Skico tests super-clean snowmobiles |

Skico tests super-clean snowmobiles

Jeremy Heiman

The Aspen Skiing Co. is testing a snowmobile that is said to produce 95 percent less pollution than standard models.

The machine is a pre-production prototype with a four-stroke engine, on loan from its manufacturer, Arctic Cat. Currently, most snowmobiles are powered by light, powerful, two-stroke engines.

Environmental engineer Caitlin Bowman said the machine was brought to Snowmass as part of a pollution-prevention program for ski areas. Bowman said the vehicle produces 95 percent less air pollution than a typical two-stroke snowmobile.

The Skico is looking at ways to reduce its overall environmental impacts and hopes eventually to replace its fleet of snowmobiles with more environmentally friendly machines. The Skico now has about 96 machines.

Snowmobiles are used by ski patrol, snowmaking crews, lift maintenance crews and numerous other Skico workers on the company’s four mountains.

Though an Arctic Cat four-stroke gasoline engine is expected to be in production by summer, the Skico doesn’t intend to replace its entire fleet right away, said Auden Schendler, director of environmental affairs for the company.

Schendler said the Skico may buy two or three of the machines when they become available in the fall, if the tests prove to be satisfactory. Perhaps, if the production machine introduced in the fall is more powerful than the prototype, he said, the company will purchase more.

The four-stroke engine developed into its present state through four years of testing at Yellowstone National Park, an area heavily impacted by recreational use of snowmobiles. The Montana Department of Environmental Health, Arctic Cat and Yellowstone National Park cooperated in the project, Bowman said.

“I think we all agree that something with less noise and pollution is good,” said Todd Etzel, a sales manager for Arctic Cat. But this machine also uses only half the gasoline and can drastically cut maintenance costs, he said. For instance, carbon build-up is a lesser problem and sparkplugs last longer than in the two-stroke engines.

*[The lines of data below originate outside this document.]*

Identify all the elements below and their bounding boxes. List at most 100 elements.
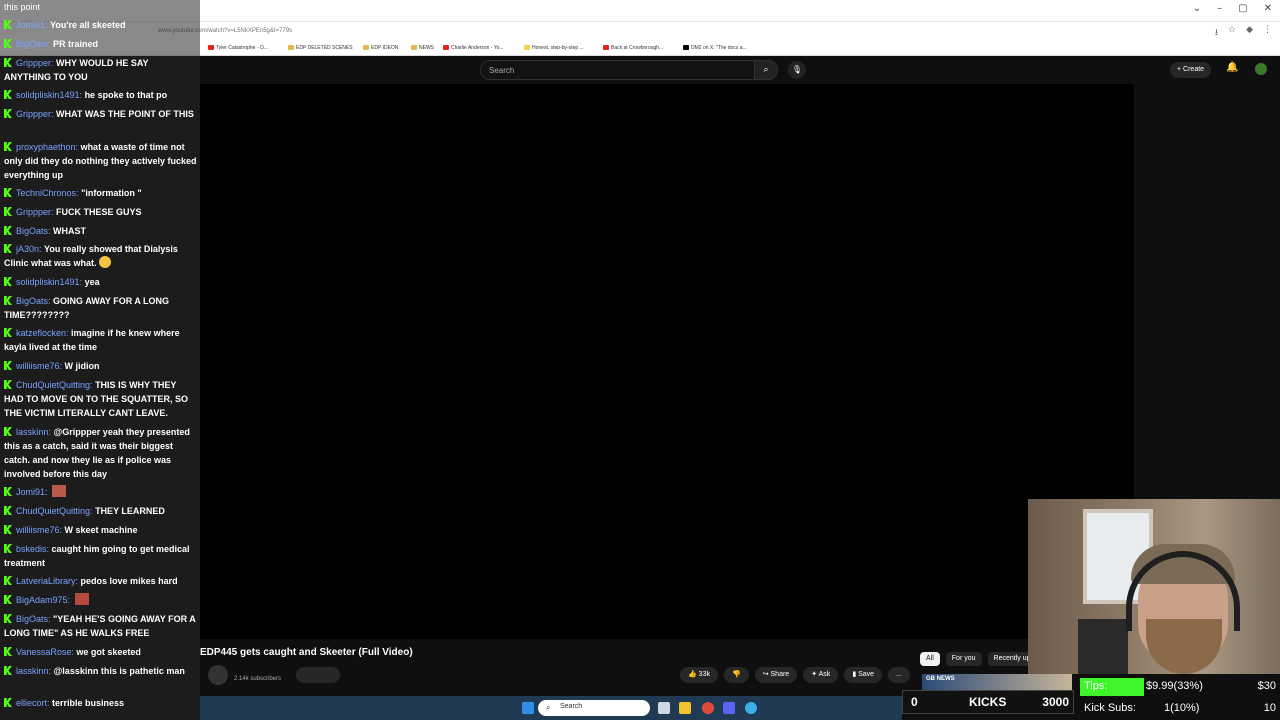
chair: [1078, 619, 1128, 674]
search-input[interactable]: Search: [480, 60, 755, 80]
kick-badge-icon: [4, 188, 12, 197]
discord-icon[interactable]: [723, 702, 735, 714]
like-button[interactable]: 👍 33k: [680, 667, 718, 683]
create-button[interactable]: + Create: [1170, 62, 1212, 78]
kicks-goal: 3000: [1042, 695, 1069, 709]
chat-message: solidpliskin1491: he spoke to that po: [4, 88, 197, 102]
chat-header-text: this point: [4, 2, 41, 12]
kick-badge-icon: [4, 380, 12, 389]
chat-message: solidpliskin1491: yea: [4, 275, 197, 289]
kick-badge-icon: [4, 595, 12, 604]
windows-taskbar: ⌕ Search: [200, 696, 902, 720]
youtube-header: Search ⌕ 🎙 + Create 🔔: [200, 56, 1280, 84]
account-avatar[interactable]: [1255, 63, 1267, 75]
more-actions-button[interactable]: ...: [888, 667, 910, 683]
taskbar-search[interactable]: ⌕ Search: [538, 700, 650, 716]
chat-message: TechniChronos: "information ": [4, 186, 197, 200]
share-icon: ↪: [762, 671, 769, 678]
subscribe-button[interactable]: [296, 667, 340, 683]
extensions-icon[interactable]: ◆: [1246, 25, 1253, 41]
bookmark-item[interactable]: Back at Crowborough...: [603, 45, 663, 51]
chat-message: LatveriaLibrary: pedos love mikes hard: [4, 574, 197, 588]
maximize-icon[interactable]: ▢: [1238, 3, 1247, 14]
browser-icon[interactable]: [745, 702, 757, 714]
chat-message: williisme76: W skeet machine: [4, 523, 197, 537]
recommendation-chips: All For you Recently up: [920, 652, 1037, 666]
bookmark-item[interactable]: EDP IDEON: [363, 45, 398, 51]
video-actions: 👍 33k 👎 ↪ Share ✦ Ask ▮ Save ...: [680, 667, 910, 683]
video-player[interactable]: [200, 84, 1134, 639]
kick-badge-icon: [4, 109, 12, 118]
kick-badge-icon: [4, 427, 12, 436]
file-explorer-icon[interactable]: [679, 702, 691, 714]
chat-message: Jomi91: You're all skeeted: [4, 18, 197, 32]
kick-badge-icon: [4, 614, 12, 623]
notification-bell-icon[interactable]: 🔔: [1226, 62, 1238, 73]
kick-badge-icon: [4, 142, 12, 151]
search-placeholder: Search: [489, 66, 515, 75]
kick-badge-icon: [4, 487, 12, 496]
bookmark-item[interactable]: Honest, step-by-step ...: [524, 45, 584, 51]
task-view-icon[interactable]: [658, 702, 670, 714]
share-button[interactable]: ↪ Share: [754, 667, 798, 683]
kick-badge-icon: [4, 226, 12, 235]
kick-badge-icon: [4, 647, 12, 656]
kick-badge-icon: [4, 20, 12, 29]
kick-badge-icon: [4, 328, 12, 337]
bookmark-item[interactable]: NEWS: [411, 45, 434, 51]
channel-avatar[interactable]: [208, 665, 228, 685]
kick-badge-icon: [4, 361, 12, 370]
thumbs-down-icon: 👎: [731, 671, 741, 678]
kick-badge-icon: [4, 58, 12, 67]
window-controls: ⌄ – ▢ ✕: [1193, 3, 1272, 14]
chat-message: Grippper: WHY WOULD HE SAY ANYTHING TO Y…: [4, 58, 149, 82]
kicks-goal-bar: 0 KICKS 3000: [902, 690, 1074, 714]
ask-button[interactable]: ✦ Ask: [803, 667, 839, 683]
chat-message: lasskinn: @Grippper yeah they presented …: [4, 427, 190, 479]
stream-stats: Tips: $9.99(33%) $30 Kick Subs: 1(10%) 1…: [1080, 676, 1280, 720]
tips-row: Tips: $9.99(33%) $30: [1080, 678, 1280, 696]
chat-message: BigOats: GOING AWAY FOR A LONG TIME?????…: [4, 296, 170, 320]
bookmark-item[interactable]: Charlie Anderson - Yo...: [443, 45, 504, 51]
chat-message: bskedis: caught him going to get medical…: [4, 544, 190, 568]
download-icon[interactable]: ⭳: [1215, 25, 1218, 41]
bookmark-item[interactable]: DM2 on X: "The docs a...: [683, 45, 747, 51]
chat-message: katzeflocken: imagine if he knew where k…: [4, 328, 180, 352]
chat-message: BigAdam975:: [4, 593, 197, 607]
video-title: EDP445 gets caught and Skeeter (Full Vid…: [200, 647, 413, 658]
chrome-icon[interactable]: [702, 702, 714, 714]
close-icon[interactable]: ✕: [1264, 3, 1272, 14]
kicks-start: 0: [911, 695, 918, 709]
bookmark-item[interactable]: Tyler Catastrophe - O...: [208, 45, 268, 51]
bookmark-item[interactable]: EDP DELETED SCENES: [288, 45, 353, 51]
menu-icon[interactable]: ⋮: [1263, 25, 1272, 41]
chip-all[interactable]: All: [920, 652, 940, 666]
sparkle-icon: ✦: [811, 671, 818, 678]
kick-badge-icon: [4, 277, 12, 286]
start-icon[interactable]: [522, 702, 534, 714]
chat-message: lasskinn: @lasskinn this is pathetic man: [4, 664, 197, 678]
kick-subs-row: Kick Subs: 1(10%) 10: [1084, 702, 1276, 714]
bookmark-star-icon[interactable]: ☆: [1228, 25, 1236, 41]
webcam-feed: [1028, 499, 1280, 674]
kick-badge-icon: [4, 244, 12, 253]
search-icon: ⌕: [763, 65, 769, 75]
chat-message: elliecort: terrible business: [4, 696, 197, 710]
kick-badge-icon: [4, 506, 12, 515]
address-bar-icons: ⭳ ☆ ◆ ⋮: [1215, 25, 1272, 41]
search-button[interactable]: ⌕: [754, 60, 778, 80]
chat-message: BigOats: "YEAH HE'S GOING AWAY FOR A LON…: [4, 614, 196, 638]
minimize-icon[interactable]: –: [1217, 3, 1222, 14]
chat-message: Grippper: WHAT WAS THE POINT OF THIS: [4, 107, 197, 121]
microphone-icon: 🎙: [791, 65, 803, 74]
sticker-icon: [74, 593, 89, 605]
chevron-down-icon[interactable]: ⌄: [1193, 3, 1201, 14]
kick-badge-icon: [4, 698, 12, 707]
chip-for-you[interactable]: For you: [945, 652, 982, 666]
kick-badge-icon: [4, 207, 12, 216]
voice-search-button[interactable]: 🎙: [788, 61, 806, 79]
kick-badge-icon: [4, 296, 12, 305]
dislike-button[interactable]: 👎: [723, 667, 749, 683]
bookmark-icon: ▮: [852, 671, 857, 678]
save-button[interactable]: ▮ Save: [844, 667, 883, 683]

After the machine was unloaded from a trailer at Snowmass Monday, the first person to take it for a spin was optimistic. Aaron Mayes, snowmobile manager for the Skico, said the 45-horsepower engine was “snappier” than he expected. The Polaris machines that make up most of the present fleet have 90-horsepower engines. Mayes was also impressed with how quietly it runs.

“It’s just weird, hearing that thing,” Mayes said. “On the hardpack, you don’t hear much more than the track and the skis.”

Like most snowmobiles, the Arctic Cat four-stroke machine has a rubber and fiber track in the rear and two steel skis in the front.

The machine has a 660-cubic-centimeter, three-cylinder, fluid-cooled engine made by Suzuki, which supplies all of Arctic Cat’s engines. To a bystander, it’s not silent. It sounds a lot like a small car.

Etzel said 50 of the Arctic Cat four-strokes are now in use in Yellowstone, and another 50 are distributed throughout the U.S. and other parts of the world. The U.S. Forest Service is interested in the machines, too, he said, and will bring people from all over the U.S. to test the machine at Grand Lake, Colo., this winter.

Schendler added that the Tenth Mountain Trail Association will look at the machine while it’s in the Skico’s possession.

Up to 15 percent or more of the fuel and oil mixture fed into two-stroke snowmobile engines is expelled in the exhaust. This is because in two-cycle engines, the intake and exhaust processes are occurring more or less at the same time. In four-stroke engines, the intake and exhaust phases occur at different times.